Midi Olympique

« Dans notre championna­t, le temps de jeu effectif est trop faible »

Ancien internatio­nal français et consultant médias

- Propos recueillis par Simon VALZER

Avez-vous été surpris de la victoire des Springboks en Nouvelle-Zélande ?

Statistiqu­ement, les Blacks perdent toujours un match par saison. Il fallait bien que cela arrive, d’autant que je les ai trouvés trop faciles : sur les relances, les intercepti­ons, ou même leur fin de rencontre où ils ne se placent pas en position de drop. À force de marquer une moyenne de six essais, ils finissent par croire qu’ils vont forcément en marquer un de plus que l’adversaire ! Le couperet n’était pas passé loin ces dernières semaines… Et puis, en face, le sélectionn­eur sud-africain Rassie Erasmus jouait sa tête.

Comment les Boks ont évolué depuis juin 2017 et la tournée tricolore ?

Cette équipe a changé par les hommes, d’abord. Erasmus s’est empressé de rappeler des joueurs importants dans le combat, comme Duane Vermeulen, ainsi que des joueurs de talent comme Faf de Klerk. Je songe également à Cheslin Kolbe, même s’il y a une forte rotation au poste d’ailier. On sent aussi que le contexte sportif sudafricai­n est chargé sur le plan politique. Quand les Boks vont mal, cela crée un sacré remue-ménage à la fédération. Croyezmoi, Rassie Erasmus jouait vraiment sa tête sur ce match. Il a vraiment beaucoup de pression, d’autant plus qu’il est arrivé avec une étiquette d’homme providenti­el après le bail décevant de Coetzee.

Que doivent craindre les Bleus face à eux ?

La même chose qu’en novembre dernier à Paris, leur dimension athlétique. Les Boks sont capables d’imposer des séquences très longues grâce auxquelles ils poussent les Bleus à la faute.

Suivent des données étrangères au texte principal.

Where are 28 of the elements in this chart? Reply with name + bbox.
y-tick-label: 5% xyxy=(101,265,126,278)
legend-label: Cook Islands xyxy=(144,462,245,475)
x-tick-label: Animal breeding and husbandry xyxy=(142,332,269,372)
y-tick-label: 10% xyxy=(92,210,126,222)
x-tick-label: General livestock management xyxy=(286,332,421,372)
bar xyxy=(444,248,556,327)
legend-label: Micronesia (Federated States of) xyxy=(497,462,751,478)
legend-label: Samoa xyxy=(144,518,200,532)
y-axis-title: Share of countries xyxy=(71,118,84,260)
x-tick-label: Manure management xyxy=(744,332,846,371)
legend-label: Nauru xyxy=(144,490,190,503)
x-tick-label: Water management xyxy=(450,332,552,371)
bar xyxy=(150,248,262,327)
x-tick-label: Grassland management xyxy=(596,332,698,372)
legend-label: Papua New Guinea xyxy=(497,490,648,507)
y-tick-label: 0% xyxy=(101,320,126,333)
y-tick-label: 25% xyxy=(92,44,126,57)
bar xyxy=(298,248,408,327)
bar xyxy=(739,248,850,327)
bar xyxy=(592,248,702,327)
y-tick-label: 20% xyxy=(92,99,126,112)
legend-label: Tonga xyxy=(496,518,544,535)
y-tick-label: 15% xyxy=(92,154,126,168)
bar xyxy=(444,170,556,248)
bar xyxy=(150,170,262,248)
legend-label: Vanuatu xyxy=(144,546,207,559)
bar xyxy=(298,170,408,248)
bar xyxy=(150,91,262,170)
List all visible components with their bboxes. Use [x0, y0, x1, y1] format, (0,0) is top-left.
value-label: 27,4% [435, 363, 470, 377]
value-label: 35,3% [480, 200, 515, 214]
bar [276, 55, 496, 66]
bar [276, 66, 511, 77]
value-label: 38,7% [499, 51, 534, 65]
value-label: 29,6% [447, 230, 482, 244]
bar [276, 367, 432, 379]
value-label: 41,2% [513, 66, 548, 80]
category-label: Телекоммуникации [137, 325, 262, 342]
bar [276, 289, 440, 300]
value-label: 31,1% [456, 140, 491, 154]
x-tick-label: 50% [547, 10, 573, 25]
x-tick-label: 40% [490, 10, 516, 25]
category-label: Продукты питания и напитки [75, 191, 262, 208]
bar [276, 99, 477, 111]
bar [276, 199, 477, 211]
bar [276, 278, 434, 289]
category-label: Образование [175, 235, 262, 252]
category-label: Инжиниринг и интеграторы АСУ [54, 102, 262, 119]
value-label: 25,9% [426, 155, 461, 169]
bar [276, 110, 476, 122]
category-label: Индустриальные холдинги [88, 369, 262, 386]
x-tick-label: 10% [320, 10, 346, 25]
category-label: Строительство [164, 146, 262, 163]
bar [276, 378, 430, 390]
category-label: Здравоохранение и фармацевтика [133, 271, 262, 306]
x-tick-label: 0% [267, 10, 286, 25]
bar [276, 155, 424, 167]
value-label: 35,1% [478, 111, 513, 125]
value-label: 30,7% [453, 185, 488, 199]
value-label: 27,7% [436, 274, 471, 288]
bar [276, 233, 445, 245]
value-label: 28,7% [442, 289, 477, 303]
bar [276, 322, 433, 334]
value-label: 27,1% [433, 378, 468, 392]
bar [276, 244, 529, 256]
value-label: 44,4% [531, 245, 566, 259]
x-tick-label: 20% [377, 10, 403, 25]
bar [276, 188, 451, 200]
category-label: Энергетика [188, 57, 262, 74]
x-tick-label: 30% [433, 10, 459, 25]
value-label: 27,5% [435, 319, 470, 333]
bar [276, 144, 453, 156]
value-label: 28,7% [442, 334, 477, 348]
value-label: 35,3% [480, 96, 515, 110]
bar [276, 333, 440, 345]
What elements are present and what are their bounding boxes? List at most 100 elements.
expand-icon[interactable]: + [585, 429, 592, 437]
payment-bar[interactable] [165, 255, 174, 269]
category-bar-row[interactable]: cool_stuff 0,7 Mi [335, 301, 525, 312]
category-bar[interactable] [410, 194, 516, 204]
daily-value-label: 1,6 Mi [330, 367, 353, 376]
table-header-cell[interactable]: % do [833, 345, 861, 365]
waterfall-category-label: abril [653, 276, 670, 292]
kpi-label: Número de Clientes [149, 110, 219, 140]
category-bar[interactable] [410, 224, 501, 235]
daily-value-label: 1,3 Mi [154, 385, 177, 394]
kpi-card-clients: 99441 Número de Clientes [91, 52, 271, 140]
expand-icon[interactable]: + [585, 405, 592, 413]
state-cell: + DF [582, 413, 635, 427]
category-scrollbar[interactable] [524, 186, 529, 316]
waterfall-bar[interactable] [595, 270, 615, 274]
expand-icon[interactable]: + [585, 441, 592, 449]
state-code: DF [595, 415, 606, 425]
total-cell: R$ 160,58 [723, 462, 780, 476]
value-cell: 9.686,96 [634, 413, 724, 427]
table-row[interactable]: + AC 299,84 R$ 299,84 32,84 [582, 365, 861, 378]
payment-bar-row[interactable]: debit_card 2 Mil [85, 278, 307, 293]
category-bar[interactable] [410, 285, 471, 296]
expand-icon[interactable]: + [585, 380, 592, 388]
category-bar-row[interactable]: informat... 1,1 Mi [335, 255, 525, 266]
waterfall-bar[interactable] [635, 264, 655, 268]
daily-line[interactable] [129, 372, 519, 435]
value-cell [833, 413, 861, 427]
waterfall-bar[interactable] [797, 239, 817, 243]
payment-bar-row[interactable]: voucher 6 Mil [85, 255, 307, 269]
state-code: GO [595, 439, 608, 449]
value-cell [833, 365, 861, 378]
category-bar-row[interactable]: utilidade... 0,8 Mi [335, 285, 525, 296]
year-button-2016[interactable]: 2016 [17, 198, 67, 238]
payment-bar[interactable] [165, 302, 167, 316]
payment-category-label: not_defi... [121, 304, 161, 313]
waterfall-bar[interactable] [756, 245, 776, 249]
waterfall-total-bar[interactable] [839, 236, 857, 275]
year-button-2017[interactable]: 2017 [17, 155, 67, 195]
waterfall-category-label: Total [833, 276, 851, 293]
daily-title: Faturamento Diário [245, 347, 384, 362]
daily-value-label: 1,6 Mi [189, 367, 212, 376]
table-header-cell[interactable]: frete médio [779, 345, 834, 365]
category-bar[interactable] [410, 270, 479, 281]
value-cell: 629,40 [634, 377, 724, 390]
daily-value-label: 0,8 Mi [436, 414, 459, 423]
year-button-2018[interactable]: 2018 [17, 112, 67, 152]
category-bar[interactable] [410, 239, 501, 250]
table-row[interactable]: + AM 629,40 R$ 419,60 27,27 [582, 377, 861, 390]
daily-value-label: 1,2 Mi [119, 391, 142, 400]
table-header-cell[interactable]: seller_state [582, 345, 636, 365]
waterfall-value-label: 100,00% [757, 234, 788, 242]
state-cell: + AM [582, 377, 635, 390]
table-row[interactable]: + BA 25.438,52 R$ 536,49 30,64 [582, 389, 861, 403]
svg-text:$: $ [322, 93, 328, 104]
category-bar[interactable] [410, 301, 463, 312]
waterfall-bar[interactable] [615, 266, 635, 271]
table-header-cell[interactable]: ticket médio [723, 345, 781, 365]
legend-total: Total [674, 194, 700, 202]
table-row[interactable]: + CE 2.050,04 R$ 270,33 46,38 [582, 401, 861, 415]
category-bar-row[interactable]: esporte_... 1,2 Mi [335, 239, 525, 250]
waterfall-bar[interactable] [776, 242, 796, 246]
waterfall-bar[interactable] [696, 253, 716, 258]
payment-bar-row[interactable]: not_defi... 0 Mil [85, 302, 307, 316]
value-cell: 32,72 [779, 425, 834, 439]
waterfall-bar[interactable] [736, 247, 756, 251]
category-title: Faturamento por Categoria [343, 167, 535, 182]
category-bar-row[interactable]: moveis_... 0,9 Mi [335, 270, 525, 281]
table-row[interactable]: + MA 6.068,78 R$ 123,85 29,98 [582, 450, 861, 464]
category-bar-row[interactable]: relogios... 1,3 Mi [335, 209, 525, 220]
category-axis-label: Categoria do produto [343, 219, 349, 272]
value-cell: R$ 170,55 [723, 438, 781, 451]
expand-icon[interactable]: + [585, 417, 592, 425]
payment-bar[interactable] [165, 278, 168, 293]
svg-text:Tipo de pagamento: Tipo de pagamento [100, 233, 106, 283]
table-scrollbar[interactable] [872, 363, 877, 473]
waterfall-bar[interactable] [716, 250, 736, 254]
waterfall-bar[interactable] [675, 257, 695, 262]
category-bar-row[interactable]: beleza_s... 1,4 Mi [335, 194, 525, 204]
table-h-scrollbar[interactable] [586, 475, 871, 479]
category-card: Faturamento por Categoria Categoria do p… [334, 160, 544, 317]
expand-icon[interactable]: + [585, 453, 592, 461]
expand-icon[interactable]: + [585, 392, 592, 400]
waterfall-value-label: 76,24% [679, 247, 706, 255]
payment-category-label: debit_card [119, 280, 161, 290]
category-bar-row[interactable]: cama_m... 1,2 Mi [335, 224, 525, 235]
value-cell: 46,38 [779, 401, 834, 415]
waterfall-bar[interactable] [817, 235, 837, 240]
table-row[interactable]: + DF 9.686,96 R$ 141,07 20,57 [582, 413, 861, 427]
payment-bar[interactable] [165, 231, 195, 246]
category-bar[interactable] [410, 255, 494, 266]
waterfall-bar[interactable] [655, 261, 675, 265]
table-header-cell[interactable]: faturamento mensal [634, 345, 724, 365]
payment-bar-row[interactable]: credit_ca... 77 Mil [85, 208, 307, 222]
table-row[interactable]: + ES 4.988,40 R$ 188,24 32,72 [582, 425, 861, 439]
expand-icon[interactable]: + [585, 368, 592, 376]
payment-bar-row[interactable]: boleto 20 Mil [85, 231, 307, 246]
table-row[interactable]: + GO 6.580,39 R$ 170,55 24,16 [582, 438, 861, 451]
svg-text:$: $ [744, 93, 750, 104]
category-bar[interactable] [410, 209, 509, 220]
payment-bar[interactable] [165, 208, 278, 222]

C’est comme cela qu’ils avaient gagné au Stade de France. Ils n’avaient rien fait d’impression­nant mais ils avaient dominé les Bleus dans le jeu direct.

Venons-en à l’Argentine. Dans quels domaines ont-ils progressé ?

L’Argentine est une équipe qui a besoin de confiance, très sensible à son environnem­ent. L’arrivée de Mario Ledesma à sa tête, ainsi que celle de Gonzalo Quesada en tant qu’adjoint, a fait beaucoup de bien. Ils ont apporté de la sérénité et de la confiance à l’équipe. Ils possèdent aussi des visions du jeu qui correspond­ent parfaiteme­nt à l’hémisphère Sud. Mario a passé de longues années en Australie avec les Wallabies où il s’est inspiré de ce jeu de vitesse et de mouvement. Gonzalo a toujours eu ces conviction­s de jeu, on l’a vu au Stade français. Et puis, il ne faut pas oublier que les Argentins reviennent de loin : en juin, les Pumas ont reçu trois correction­s contre le pays de Galles et l’Écosse. Ils étaient piqués dans leur orgueil, ce qui les rend encore plus dangereux.

Où en sont nos Tricolores ?

En juin, ils ont montré qu’ils étaient capables de proposer des mouvements offensifs très intéressan­ts mais seulement par séquences. Donc la France aussi peut se diriger vers ce rugby de l’hémisphère Sud, à condition d’être plus constante. Le problème, c’est quand l’équipe de France n’a pas le ballon. Elle n’est pas encore capable de résister sur de longues séquences défensives. C’est exactement ce qui s’est produit contre les Blacks, en juin dernier : on attaque pendant 40 minutes et ensuite, on perd la possession et on explose. Je vois aussi un lien de cause à effet avec notre championna­t, dans lequel le temps de jeu effectif est trop faible : aux alentours de 28-30 minutes en ce début de saison, alors que les matchs du championna­t anglais affichent déjà 38 voire 40 minutes de temps de jeu effectif.

Le problème n’est-il donc pas d’ordre technique ?

Non, je dirais que la France peut être aussi bonne techniquem­ent que les autres nations. Seulement, les Français ne sont pas capables de reproduire ces gestes techniques sur la durée d’un match, à haute intensité, dans des zones de fatigue extrême. Là, ils perdent trop en précision. Le problème est que notre championna­t prépare mal au niveau internatio­nal. C’est comme s’entraîner sur un 200 mètres alors que le week-end on dispute un 400 mètres. Le Super Rugby prépare bien mieux au rugby internatio­nal. À mon sens, c’est là que se joue la différence.